At its opening in 1914, the 2028-seater Grange was one of the largest cinemas in the whole of Europe. It was designed in baroque style by Edward A. Stone, who later designed the Astoria cinemas, as well as the Maida Vale Picture House a mile or so down the road. The Grange's very first feature was the silent She Stoops to Conquer, supported by the Keystone Cops and accompanied by the cinema's own organ. Stalls were 1s (5p) and 1s 6d (7½p), circle 2s (10p), and there were children's Saturday morning matinees for 6d (2½p). In succeeding years the building underwent several modifications, including a widening of the proscenium and the installation of new dressing rooms.

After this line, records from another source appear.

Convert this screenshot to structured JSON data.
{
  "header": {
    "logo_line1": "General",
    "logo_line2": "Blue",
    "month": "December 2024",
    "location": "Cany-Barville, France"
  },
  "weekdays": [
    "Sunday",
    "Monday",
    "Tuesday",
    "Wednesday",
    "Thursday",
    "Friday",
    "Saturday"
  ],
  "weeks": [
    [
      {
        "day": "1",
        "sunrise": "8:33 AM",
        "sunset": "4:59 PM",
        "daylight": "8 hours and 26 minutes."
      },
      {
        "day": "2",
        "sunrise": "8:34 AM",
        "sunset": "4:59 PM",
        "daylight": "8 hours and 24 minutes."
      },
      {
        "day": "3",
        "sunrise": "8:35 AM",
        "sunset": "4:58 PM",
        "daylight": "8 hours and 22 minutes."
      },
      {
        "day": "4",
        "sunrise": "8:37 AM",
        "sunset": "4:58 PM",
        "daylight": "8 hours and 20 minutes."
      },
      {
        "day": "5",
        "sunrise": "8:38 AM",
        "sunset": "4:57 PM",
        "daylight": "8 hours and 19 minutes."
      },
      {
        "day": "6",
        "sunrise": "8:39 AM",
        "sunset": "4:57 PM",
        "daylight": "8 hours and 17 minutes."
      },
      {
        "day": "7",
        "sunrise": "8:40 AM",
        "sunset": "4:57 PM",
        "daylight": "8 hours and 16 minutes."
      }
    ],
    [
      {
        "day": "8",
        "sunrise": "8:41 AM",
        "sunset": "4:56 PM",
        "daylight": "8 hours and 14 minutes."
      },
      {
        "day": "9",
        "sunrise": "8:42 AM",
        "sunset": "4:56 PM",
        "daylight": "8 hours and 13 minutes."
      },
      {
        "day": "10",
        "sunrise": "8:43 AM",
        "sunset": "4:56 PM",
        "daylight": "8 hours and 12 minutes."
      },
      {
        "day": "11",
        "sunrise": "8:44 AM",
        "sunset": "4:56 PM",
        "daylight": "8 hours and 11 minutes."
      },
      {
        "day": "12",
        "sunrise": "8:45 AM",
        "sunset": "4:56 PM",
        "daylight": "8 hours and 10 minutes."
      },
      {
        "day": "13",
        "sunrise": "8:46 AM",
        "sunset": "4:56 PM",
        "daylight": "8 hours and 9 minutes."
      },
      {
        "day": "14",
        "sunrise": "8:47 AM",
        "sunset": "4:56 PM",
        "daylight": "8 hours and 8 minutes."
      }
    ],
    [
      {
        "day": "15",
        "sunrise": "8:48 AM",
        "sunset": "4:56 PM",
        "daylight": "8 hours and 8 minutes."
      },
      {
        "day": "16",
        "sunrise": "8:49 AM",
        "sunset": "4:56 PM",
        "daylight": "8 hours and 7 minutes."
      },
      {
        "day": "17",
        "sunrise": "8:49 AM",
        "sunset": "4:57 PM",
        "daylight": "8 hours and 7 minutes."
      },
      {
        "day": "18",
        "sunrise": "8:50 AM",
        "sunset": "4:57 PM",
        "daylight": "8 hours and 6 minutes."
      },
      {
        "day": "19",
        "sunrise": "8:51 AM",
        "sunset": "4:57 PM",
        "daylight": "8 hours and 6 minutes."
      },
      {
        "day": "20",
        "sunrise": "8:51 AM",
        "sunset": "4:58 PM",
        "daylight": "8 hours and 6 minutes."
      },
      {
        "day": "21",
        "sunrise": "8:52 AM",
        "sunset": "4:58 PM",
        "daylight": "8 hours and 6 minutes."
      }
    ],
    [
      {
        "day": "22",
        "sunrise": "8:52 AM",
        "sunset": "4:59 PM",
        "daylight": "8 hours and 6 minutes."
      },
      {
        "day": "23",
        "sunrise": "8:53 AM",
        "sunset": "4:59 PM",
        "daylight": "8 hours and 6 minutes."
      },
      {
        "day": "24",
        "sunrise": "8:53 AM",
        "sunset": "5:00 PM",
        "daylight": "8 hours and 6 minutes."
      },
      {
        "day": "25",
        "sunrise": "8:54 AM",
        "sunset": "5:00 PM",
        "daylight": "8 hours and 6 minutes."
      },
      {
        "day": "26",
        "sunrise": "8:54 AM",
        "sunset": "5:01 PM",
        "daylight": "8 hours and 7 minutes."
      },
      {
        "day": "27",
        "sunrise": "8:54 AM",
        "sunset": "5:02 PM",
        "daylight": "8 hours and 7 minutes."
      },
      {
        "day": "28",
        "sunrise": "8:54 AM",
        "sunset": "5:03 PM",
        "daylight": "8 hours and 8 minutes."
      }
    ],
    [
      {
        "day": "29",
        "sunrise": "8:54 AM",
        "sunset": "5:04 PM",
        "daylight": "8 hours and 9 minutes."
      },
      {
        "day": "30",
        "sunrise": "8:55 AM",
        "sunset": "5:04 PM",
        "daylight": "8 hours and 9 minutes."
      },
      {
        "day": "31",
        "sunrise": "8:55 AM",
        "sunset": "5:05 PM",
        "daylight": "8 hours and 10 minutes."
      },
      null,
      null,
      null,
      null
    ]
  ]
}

By the late Twenties, film shows were being supported by live variety acts. In 1929 the Grange was taken over by Gaumont British, who installed Western Electric sound. In 1937 stiff competition came with the construction just down the road of the enormous Gaumont State, with 4004 seats, but the Grange carried on successfully throughout World War 2. By the late Sixties its programmes were tending towards the "fleapit" type of fare. In those days I used to travel round London in pursuit of terrible old Bela Lugosi films and it was at the Grange that I tracked one of them down. I can't remember which film it was now but the eye-opener was the support (?) feature Hey Boy! Hey Girl!, an unbelievably naff vehicle for the American bandleader Louis Prima and his singer wife, Keely Smith. It remains one of my favourite enjoyably-bad movies.
The Grange finally closed in 1975, reopening the next year as a night-club. Later it became an Irish-style dance hall and is now home to the Victory Christian Centre, making the Grange one of at least three cinemas in the north-west London area to have been taken over by religious organisations.